It was a flat week for stock markets across the globe, with the Dow Jones up 0.26%, the S&P 500 gaining 0.17% and the NASDAQ rising 0.12%. The MSCI Emerging Markets Index (EEM) pulled back 0.48%.
Big gainers in your Bull Market Alert portfolio included Cirrus Logic, Inc. (CRUS), which rose 1.45%; Healthcare Services Group, Inc. (HCSG), which gained 1.05%; and Drew Industries, Inc. (DW), which matched it with a 1.05% gain.
Three holdings — Avista Corporation (AVA), Allete, Inc. (ALE) and NorthWestern Corporation (NWE) — dropped below their 50-day moving averages and shifted to a HOLD.
This week’s Bull Market Alert recommendation, Chicago-based Littelfuse (LFUS), is the kind of under-the-radar stock that escapes the attention of most investors.
Maybe that’s because the company is in an unexciting business. You see, Littelfuse produces fuses and protectors, gas discharge tubes, electronic switches, solenoids, battery management devices and protective relays.
However, it is a lot easier to get excited about the company when you compare its stock price to the S&P 500 year to date.
LFUS vs. the S&P 500 YTD
Here’s why I think the stock is set to continue its strong run.
First, Littlefuse continues to grow both organically and by gobbling up complementary businesses. In late August, the company announced it had completed its acquisition of a select portfolio of products from ON Semiconductor Corporation, with annualized sales of approximately $55 million. This acquisition is only the most recent one out of 11 different acquisitions that Littlefuse has undertaken since 2003.
Second, the company’s financial results continue to impress with their steady growth. Sales for Q2 of 2016 were $271.9 million, a 22% increase. Electronics sales increased 25%. Automotive sales increased 30%. Operating margins improved in both of these segments.
Finally, Littelfuse is owned by no fewer than 10 separate top-performing small-cap-growth investment strategies. The smart money is betting on Littelfuse’s continued success.
So buy Littelfuse (LFUS) at market today, and place your stop at $115.00.
With the stock trading near its highs, I am holding off on an options recommendation this week.
iShares MSCI Emerging Markets (EEM) dipped 0.48% last week. EEM has had a terrific year overall and is up 11% in your portfolio since I recommended it in March. With the Federal Reserve keeping interest rates steady, a post-election December increase is still in the cards. Despite the threat of higher rates, emerging markets exchange-traded funds (ETFs) have outperformed U.S. equity ETFs, even taking in $5 billion for the month of August. Fear is just absent. EEM is a BUY.
Healthcare Services Group, Inc. (HCSG) rose 1.05%. Analysts at Baird recently initiated coverage on HCSG, setting a rating of “Outperform” along with a $46 price target. This represents a potential 16% rise from last Friday’s close. The firm also believes that HCSG’s debt-free stance and excellent free cash flow stand as long-term positives. HCSG is a BUY.

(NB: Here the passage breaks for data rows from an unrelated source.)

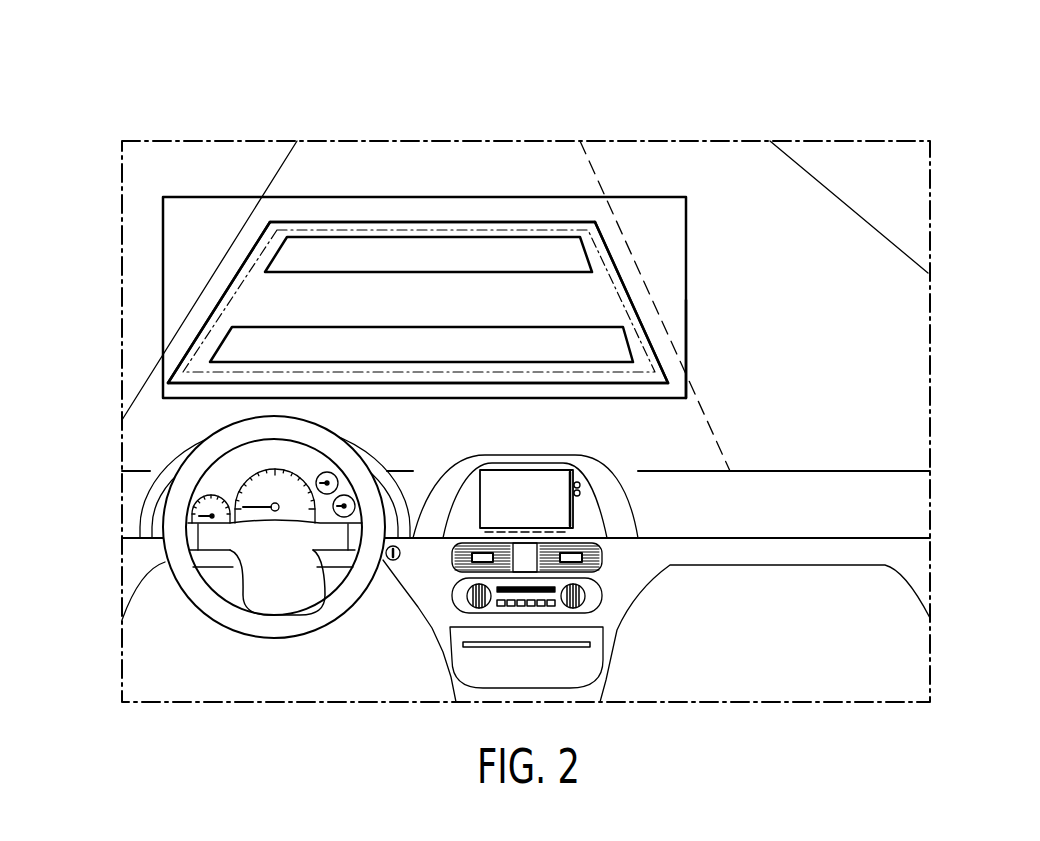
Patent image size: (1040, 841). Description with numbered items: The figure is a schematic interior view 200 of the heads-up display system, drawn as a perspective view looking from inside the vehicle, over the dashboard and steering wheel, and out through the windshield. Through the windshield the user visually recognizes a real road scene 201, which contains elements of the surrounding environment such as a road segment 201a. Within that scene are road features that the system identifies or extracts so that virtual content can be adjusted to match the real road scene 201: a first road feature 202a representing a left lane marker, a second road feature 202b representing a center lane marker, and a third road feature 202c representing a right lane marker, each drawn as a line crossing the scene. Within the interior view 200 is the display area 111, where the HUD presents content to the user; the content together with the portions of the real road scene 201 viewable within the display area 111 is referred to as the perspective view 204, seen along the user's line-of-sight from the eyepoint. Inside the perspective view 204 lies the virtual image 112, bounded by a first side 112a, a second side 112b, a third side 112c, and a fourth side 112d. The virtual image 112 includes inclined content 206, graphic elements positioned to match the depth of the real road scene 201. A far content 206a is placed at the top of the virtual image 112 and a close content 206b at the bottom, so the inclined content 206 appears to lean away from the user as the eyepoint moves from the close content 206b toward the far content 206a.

The interior view 200 is at (913, 100).
The real road scene 201 is at (895, 212).
The road segment 201a is at (495, 172).
The first road feature 202a is at (275, 170).
The second road feature 202b is at (595, 173).
The third road feature 202c is at (810, 175).
The display area 111 is at (686, 222).
The virtual image 112 is at (617, 252).
The first side 112a is at (434, 222).
The second side 112b is at (418, 384).
The third side 112c is at (220, 303).
The fourth side 112d is at (632, 302).
The perspective view 204 is at (692, 364).
The inclined content 206 is at (638, 341).
The far content 206a is at (453, 267).
The close content 206b is at (446, 357).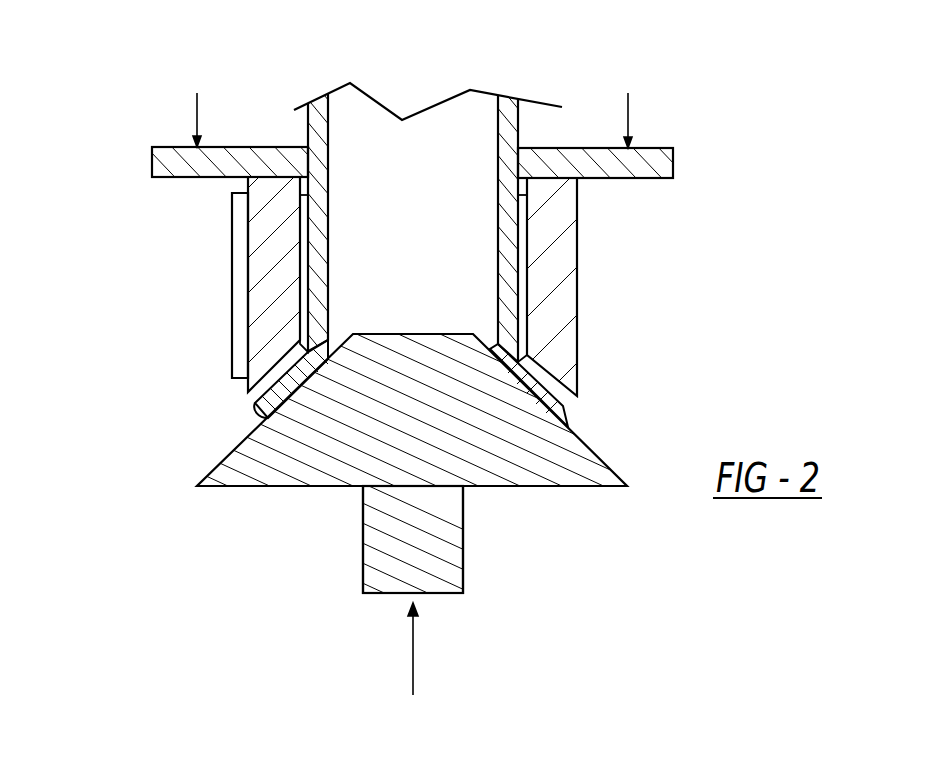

Cirrus Logic, Inc. (CRUS) rose 1.45% over the past five trading days. Have you ever wished the music sounded better as it came out of that little speaker on your mobile device? Cirrus has solved this problem by announcing new low-power audio and voice processing technology. A dramatic leap forward, this new technology will finally give users high-fidelity sound output from the smallest of speakers on their mobile devices. CRUS is a BUY.
Cantel Medical Corp. (CMN) fell 3.88% for the week despite a good earnings report. CMN reported earnings last Thursday for the quarter ended July 2016. Earnings per share (EPS) came in at $0.48 vs. an estimated $0.45 EPS. Revenue increased 18.3% to $179.0 million year over year and beat the $178.6 million analyst consensus estimate. CMN remained above its 50-day moving average (MA) and stayed at a BUY.
Drew Industries, Inc. (DW) gained 1.05% for its first week (back) in your portfolio. DW has been on a stellar run since reporting earnings back in May — hitting new highs nearly every week. The stock’s recent dip last month down to its 50-day MA, coupled with a few spikes up from this level last week, signal that the time could be right for DW to continue higher. DW is a BUY.